For many years already, the French government has been spending more than it earns running next generations into debts. And today it looks like present generations have to pay them. On the one hand, the situation is really difficult and something needs to be done, on the other, doing something means already recognizing that Macron’s and Le Maire’s policies have failed.

And the current balance of political power in France is such that any attempts of radical change can cost Barnier too much. He is, initially, a figure of compromise moved ahead not to give real power either to the far-right or the far-left, and now the Macronists have found that he somewhat refuses to obey them.

‘At our meeting, Michel Barnier said he would raise taxes’, the former Minister of the Interior Gérald Darmanin said a few days ago. ‘Michel Barnier favours the excess profits tax and taxes for the richest individuals’, the source added. ‘Barnier believes that at the time of Macron, there was an unprecedented enrichment of the most well-off people in France’, the third source said, adding fuel to the flame. Barnier himself allegedly said the following: ‘I will have to raise taxes, not because I want to, but because this needs to be done, as the financial situation is catastrophic’.

Heavy artillery represented by the Bank of France Governor François Villeroy de Galhau immediately started to defend Barnier. He recommended, on the one hand, cutting budget expenditures and raising taxes on the richest people and on big corporates in a way to reduce the deficit to the required 3 per cent, on the other. ‘We must lift the ban on raising taxes’, said de Galhau.

In his statement at France 2 channel, Barnier promised that he ‘would not increase the tax burden for most of the French who pay more taxes than anyone else in the EU’ and that ‘neither the poorest people, nor those working or the middle class’ would pay more. At the same time, he does not exclude that the rich will have to loosen their pockets together with ‘some corporates’. Another pending issue is the increase of property tax, which will be discussed with other members of the Government.

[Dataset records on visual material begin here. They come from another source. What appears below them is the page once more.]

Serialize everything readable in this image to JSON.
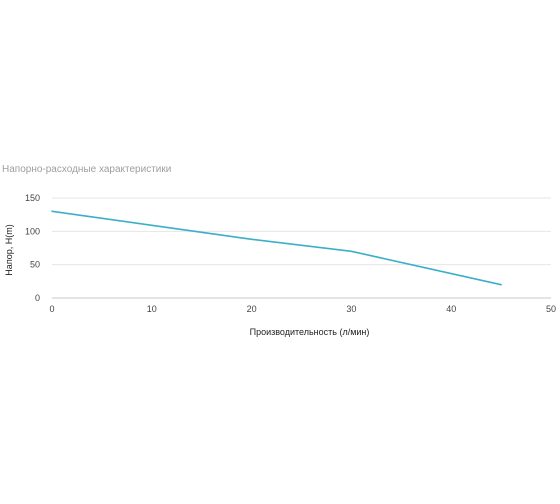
{
  "chart_data": {
    "type": "line",
    "title": "Напорно-расходные характеристики",
    "xlabel": "Производительность (л/мин)",
    "ylabel": "Напор, H(m)",
    "xlim": [
      0,
      50
    ],
    "ylim": [
      0,
      150
    ],
    "x_ticks": [
      0,
      10,
      20,
      30,
      40,
      50
    ],
    "y_ticks": [
      0,
      50,
      100,
      150
    ],
    "grid": "horizontal",
    "legend": "none",
    "series": [
      {
        "color": "#3bafc9",
        "points": [
          {
            "x": 0,
            "y": 130
          },
          {
            "x": 10,
            "y": 109
          },
          {
            "x": 20,
            "y": 88
          },
          {
            "x": 30,
            "y": 70
          },
          {
            "x": 45,
            "y": 20
          }
        ]
      }
    ],
    "colors": {
      "gridline": "#e6e6e6",
      "baseline": "#c8c8c8",
      "tick_text": "#444444",
      "title_text": "#9e9e9e"
    }
  }
}
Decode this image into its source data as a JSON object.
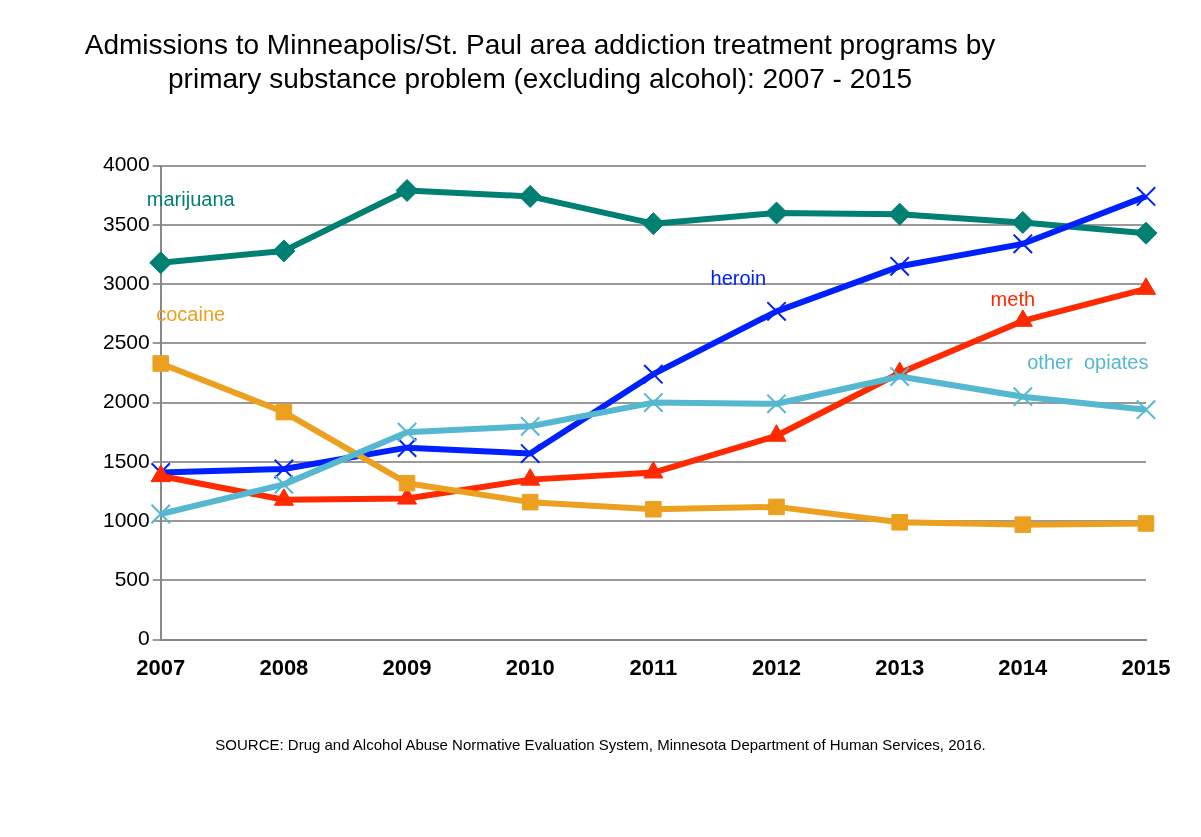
{
  "chart_data": {
    "type": "line",
    "title": "Admissions to Minneapolis/St. Paul area addiction treatment programs by primary substance problem (excluding alcohol): 2007 - 2015",
    "categories": [
      "2007",
      "2008",
      "2009",
      "2010",
      "2011",
      "2012",
      "2013",
      "2014",
      "2015"
    ],
    "series": [
      {
        "name": "marijuana",
        "color": "#007f73",
        "marker": "diamond",
        "values": [
          3180,
          3280,
          3790,
          3740,
          3510,
          3600,
          3590,
          3520,
          3430
        ]
      },
      {
        "name": "heroin",
        "color": "#0021ff",
        "marker": "cross",
        "values": [
          1410,
          1440,
          1620,
          1570,
          2240,
          2770,
          3150,
          3340,
          3740
        ]
      },
      {
        "name": "meth",
        "color": "#ff2a00",
        "marker": "triangle",
        "values": [
          1380,
          1180,
          1190,
          1350,
          1410,
          1720,
          2250,
          2690,
          2960
        ]
      },
      {
        "name": "cocaine",
        "color": "#eba020",
        "marker": "square",
        "values": [
          2330,
          1920,
          1320,
          1160,
          1100,
          1120,
          990,
          970,
          980
        ]
      },
      {
        "name": "other  opiates",
        "color": "#55b8d0",
        "marker": "cross",
        "values": [
          1060,
          1310,
          1750,
          1800,
          2000,
          1990,
          2220,
          2050,
          1940
        ]
      }
    ],
    "ylim": [
      0,
      4000
    ],
    "yticks": [
      0,
      500,
      1000,
      1500,
      2000,
      2500,
      3000,
      3500,
      4000
    ],
    "grid": "y",
    "legend": false,
    "annotations": [
      "SOURCE: Drug and Alcohol Abuse Normative Evaluation System, Minnesota Department of Human Services, 2016."
    ]
  }
}
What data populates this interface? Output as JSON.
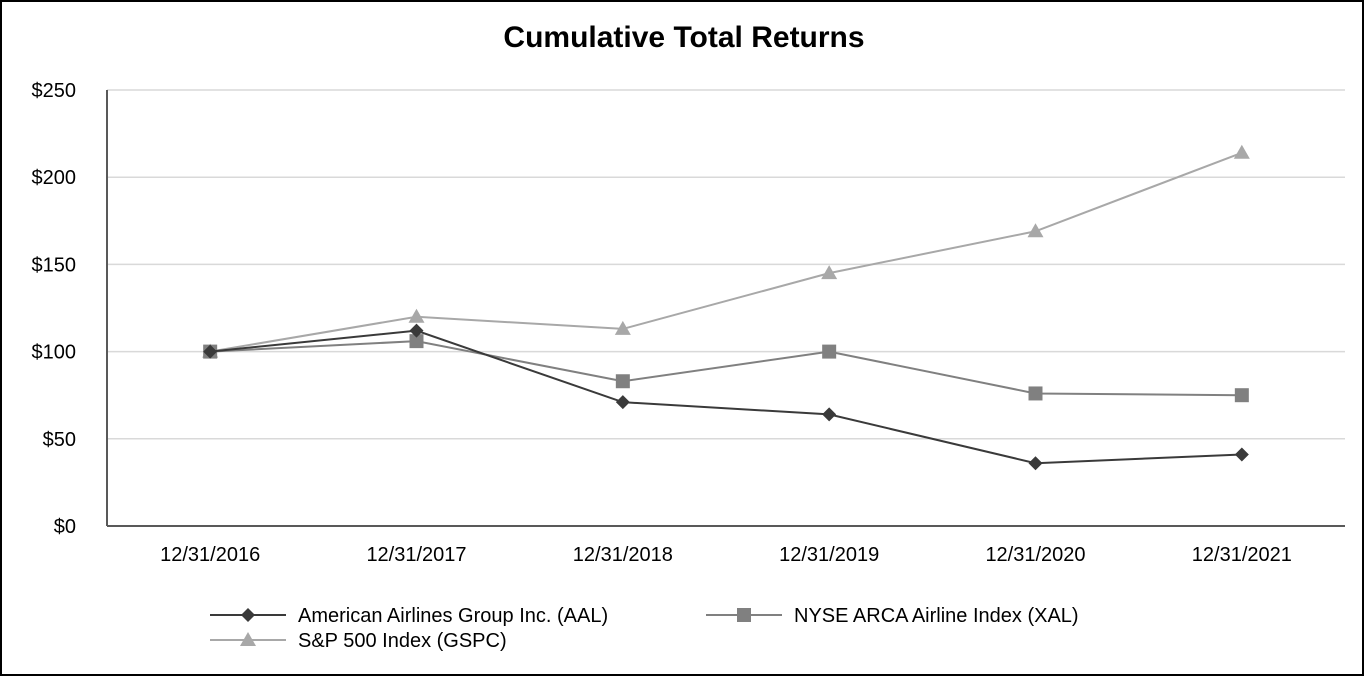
{
  "chart_data": {
    "type": "line",
    "title": "Cumulative Total Returns",
    "xlabel": "",
    "ylabel": "",
    "categories": [
      "12/31/2016",
      "12/31/2017",
      "12/31/2018",
      "12/31/2019",
      "12/31/2020",
      "12/31/2021"
    ],
    "ylim": [
      0,
      250
    ],
    "y_ticks": [
      0,
      50,
      100,
      150,
      200,
      250
    ],
    "y_tick_labels": [
      "$0",
      "$50",
      "$100",
      "$150",
      "$200",
      "$250"
    ],
    "grid": true,
    "legend_position": "bottom",
    "series": [
      {
        "name": "American Airlines Group Inc. (AAL)",
        "marker": "diamond",
        "color": "#3a3a3a",
        "values": [
          100,
          112,
          71,
          64,
          36,
          41
        ]
      },
      {
        "name": "NYSE ARCA Airline Index (XAL)",
        "marker": "square",
        "color": "#808080",
        "values": [
          100,
          106,
          83,
          100,
          76,
          75
        ]
      },
      {
        "name": "S&P 500 Index (GSPC)",
        "marker": "triangle",
        "color": "#a8a8a8",
        "values": [
          100,
          120,
          113,
          145,
          169,
          214
        ]
      }
    ]
  }
}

Who are those rich people the French government wants to take excess money from? In France there is an official threshold defining whether you are a rich person. If you have EUR 3,860 net of the taxes per family member per month, you are considered a rich person here. According to this system, 4.7 m, or 7 per cent, of the French are considered to be rich, which also puts the LVMH owner and an Air France pilot on the same scales.

However, as French citizens already pay high taxes, many political parties are strongly against any raises, including the Macronists and the National Rally of Marine Le Pen and Jordan Bardella. Also, it is important not to forget that money tends to migrate where less of it needs to be given away. In other words, super-rich people are not happy about paying more taxes and, if forced to do so, they will simply move to different tax jurisdictions.

That is why, despite all Barnier’s soothing remarks, the French are nervous. All the more so, with other suggestions also being considered, for example, to freeze the income tax scale, which used to be calculated based on the inflation rate. This will allow taking more taxes from almost all population groups including those receiving pensions and benefits. And in any case, it looks like the age of financial sobering is coming for all French people after decades of excessive expenses and spending.